Pero la evolución que se está aplicando en el mundo empresarial está limitando la libertad de muchos directivos. El Consejo de la empresa quiere analizar la evolución de la tesorería. Quizás un alto directivo premió a uno de los directivos que dependían de él porque había hecho un gran trabajo que en buena medida fue idea suya, requirió mucha dedicación y también organizar adecuadamente a varios mandos intermedios, formar al equipo con el proyecto a emprender, aplicarlo y tener bien informado a su jefe.

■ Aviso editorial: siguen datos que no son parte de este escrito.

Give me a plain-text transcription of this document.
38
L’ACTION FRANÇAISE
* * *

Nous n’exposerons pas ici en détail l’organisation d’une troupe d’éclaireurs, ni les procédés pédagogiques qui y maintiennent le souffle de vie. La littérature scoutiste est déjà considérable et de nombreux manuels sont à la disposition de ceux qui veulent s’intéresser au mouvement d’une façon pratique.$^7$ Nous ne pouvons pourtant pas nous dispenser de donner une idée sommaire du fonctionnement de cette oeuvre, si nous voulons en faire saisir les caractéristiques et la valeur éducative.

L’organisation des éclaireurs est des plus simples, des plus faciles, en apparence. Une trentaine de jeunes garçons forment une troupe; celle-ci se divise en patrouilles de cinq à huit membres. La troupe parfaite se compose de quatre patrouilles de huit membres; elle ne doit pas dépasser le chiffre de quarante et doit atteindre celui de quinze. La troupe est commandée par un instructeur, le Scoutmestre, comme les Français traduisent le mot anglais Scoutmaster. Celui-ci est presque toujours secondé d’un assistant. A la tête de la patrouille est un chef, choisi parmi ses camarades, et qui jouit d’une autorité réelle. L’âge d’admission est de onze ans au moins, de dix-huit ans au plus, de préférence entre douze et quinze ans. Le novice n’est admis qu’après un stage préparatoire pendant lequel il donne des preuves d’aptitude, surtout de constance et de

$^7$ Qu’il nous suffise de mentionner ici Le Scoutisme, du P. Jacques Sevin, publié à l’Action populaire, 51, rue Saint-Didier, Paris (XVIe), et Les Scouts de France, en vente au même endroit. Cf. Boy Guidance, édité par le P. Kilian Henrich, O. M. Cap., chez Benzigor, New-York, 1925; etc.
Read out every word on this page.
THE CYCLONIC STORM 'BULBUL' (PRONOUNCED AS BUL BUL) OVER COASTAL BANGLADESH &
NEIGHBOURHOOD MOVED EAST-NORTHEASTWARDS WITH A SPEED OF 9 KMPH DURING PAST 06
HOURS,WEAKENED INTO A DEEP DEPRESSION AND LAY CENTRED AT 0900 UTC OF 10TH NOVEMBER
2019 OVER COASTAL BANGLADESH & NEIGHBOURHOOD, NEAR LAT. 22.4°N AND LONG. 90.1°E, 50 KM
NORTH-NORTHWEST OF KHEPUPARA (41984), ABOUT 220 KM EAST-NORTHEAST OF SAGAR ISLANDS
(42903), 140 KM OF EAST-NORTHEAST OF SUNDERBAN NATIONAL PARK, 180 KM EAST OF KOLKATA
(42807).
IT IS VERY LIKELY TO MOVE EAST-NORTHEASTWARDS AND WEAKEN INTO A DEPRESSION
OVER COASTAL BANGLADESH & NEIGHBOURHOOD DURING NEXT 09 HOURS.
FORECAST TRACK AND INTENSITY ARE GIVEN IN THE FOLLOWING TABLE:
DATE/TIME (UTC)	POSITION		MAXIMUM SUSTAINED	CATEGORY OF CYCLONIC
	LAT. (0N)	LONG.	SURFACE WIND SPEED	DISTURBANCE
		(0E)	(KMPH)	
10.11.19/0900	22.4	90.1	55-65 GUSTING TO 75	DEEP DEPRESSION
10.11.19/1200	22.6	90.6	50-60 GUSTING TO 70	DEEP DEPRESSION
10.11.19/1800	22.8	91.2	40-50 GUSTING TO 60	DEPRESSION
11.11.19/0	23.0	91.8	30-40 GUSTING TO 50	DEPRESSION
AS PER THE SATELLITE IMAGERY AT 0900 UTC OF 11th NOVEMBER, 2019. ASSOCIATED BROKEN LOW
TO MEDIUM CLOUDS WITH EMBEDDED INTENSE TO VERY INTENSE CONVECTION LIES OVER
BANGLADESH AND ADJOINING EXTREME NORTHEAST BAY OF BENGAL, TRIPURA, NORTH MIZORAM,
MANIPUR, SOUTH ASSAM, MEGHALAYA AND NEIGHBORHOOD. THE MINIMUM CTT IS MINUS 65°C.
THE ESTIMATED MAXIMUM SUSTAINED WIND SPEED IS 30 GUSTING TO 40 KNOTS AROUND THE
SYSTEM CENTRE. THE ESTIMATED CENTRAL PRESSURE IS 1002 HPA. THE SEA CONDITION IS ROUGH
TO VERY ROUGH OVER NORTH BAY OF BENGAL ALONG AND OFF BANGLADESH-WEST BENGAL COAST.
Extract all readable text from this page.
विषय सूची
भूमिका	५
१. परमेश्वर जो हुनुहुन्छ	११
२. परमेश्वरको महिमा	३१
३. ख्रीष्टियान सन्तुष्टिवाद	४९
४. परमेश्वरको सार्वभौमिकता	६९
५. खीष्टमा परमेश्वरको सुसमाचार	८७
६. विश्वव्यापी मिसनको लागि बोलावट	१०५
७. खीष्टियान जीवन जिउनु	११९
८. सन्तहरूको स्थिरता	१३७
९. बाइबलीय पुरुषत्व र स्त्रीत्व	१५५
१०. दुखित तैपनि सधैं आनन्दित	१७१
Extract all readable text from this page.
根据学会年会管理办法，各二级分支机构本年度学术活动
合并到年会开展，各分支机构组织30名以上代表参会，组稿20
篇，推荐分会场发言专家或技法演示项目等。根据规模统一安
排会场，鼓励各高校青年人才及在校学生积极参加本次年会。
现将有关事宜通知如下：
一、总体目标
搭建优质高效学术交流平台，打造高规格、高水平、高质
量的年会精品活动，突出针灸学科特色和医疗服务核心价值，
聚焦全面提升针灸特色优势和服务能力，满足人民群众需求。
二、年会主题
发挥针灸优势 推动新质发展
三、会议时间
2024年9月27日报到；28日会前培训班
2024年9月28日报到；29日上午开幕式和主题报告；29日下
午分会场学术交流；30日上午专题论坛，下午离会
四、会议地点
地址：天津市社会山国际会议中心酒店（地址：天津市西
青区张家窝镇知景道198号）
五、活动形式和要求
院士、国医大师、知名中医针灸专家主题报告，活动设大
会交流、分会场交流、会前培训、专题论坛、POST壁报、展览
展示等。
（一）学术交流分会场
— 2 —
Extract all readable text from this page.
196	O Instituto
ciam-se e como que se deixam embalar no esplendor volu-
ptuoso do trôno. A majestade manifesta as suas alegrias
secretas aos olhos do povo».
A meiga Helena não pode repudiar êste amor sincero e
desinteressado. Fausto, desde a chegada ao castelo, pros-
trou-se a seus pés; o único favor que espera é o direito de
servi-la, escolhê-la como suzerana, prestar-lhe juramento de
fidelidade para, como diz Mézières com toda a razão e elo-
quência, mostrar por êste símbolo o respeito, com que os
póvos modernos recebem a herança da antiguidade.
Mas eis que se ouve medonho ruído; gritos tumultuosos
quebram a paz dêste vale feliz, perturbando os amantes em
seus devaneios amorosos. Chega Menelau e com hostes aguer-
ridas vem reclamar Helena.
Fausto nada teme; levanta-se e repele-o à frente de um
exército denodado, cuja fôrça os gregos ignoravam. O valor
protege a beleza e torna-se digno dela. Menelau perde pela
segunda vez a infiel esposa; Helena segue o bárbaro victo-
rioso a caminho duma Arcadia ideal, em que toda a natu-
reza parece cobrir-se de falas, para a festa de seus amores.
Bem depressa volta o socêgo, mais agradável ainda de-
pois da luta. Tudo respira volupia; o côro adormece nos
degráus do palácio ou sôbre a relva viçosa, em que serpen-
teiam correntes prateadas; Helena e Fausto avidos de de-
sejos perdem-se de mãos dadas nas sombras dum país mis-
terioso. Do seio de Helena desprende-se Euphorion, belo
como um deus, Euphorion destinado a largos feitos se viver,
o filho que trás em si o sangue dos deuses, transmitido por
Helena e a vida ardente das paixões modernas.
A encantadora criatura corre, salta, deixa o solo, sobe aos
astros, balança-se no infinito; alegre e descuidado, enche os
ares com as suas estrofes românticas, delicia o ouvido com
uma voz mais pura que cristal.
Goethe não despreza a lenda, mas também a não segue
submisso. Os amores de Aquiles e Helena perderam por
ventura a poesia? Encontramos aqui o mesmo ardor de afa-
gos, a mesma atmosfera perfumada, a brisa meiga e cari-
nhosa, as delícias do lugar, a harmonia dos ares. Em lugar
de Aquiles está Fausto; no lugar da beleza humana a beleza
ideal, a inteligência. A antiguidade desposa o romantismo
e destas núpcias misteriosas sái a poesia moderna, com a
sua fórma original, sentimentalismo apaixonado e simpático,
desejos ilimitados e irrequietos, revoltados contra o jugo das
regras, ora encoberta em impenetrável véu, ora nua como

Premiar una buena idea no es un gasto, es una inversión para que la empresa crezca

Pero hay muchas empresas en las que un directivo no puede premiar a uno de sus subordinados por un buen resultado. La compensación de todos los directivos tiene una parte fija y una parte variable muy bien explicada con su fórmula. Pero si a un directivo se le ocurre una idea que no está incluida en su fórmula de compensación no implica que se pueda inventar una fórmula para compensarle. Hay directivos que consideran que quienes trabajan en su empresa saben que en el pasado podían tener un premio en su remuneración si habían aportado a la empresa una nueva idea que conseguía mejoras y buenos resultados. Sin embargo, la dirección cambió el criterio: muchas retribuciones mantenían una parte variable, pero esta pasó a depender exclusivamente del cumplimiento de los resultados y de las fórmulas concretas acordadas previamente en los contratos de los empleados.

Al final, premiar una buena idea no es un gasto, sino una inversión para que la empresa se mueva con más rapidez. Si los empleados ven que sus propuestas se tienen en cuenta y repercuten en su sueldo, se animarán a buscar soluciones creativas. El verdadero reto de la dirección es mantener esa motivación dentro de las reglas que tiene la empresa.

Eso sí, no es lo mismo trabajar, incluyendo temas emprendedores, en una pequeña o mediana empresa con su propietario muy próximo a la gestión de la empresa o trabajar en una multinacional en la que un cambio en la gestión o la aportación de un producto nuevo tienen que ser aprobados por la dirección que puede estar en otro país y en muchos casos no verá adecuado, teniendo una buena estrategia, proyectos ejecutivos internacionales y con su equipo directivo con su gestión asignada. Hay algunas empresas multinacionales que tienen incluido este tema en su gestión para tratar de aprovechar nuevas ideas con potencial si surgen en la compañía. En las reuniones empresariales sale el tema de estimular las mejores aportaciones por los directivos y mandos intermedios e incluir una compensación a quienes contribuyan con aportaciones efectivas.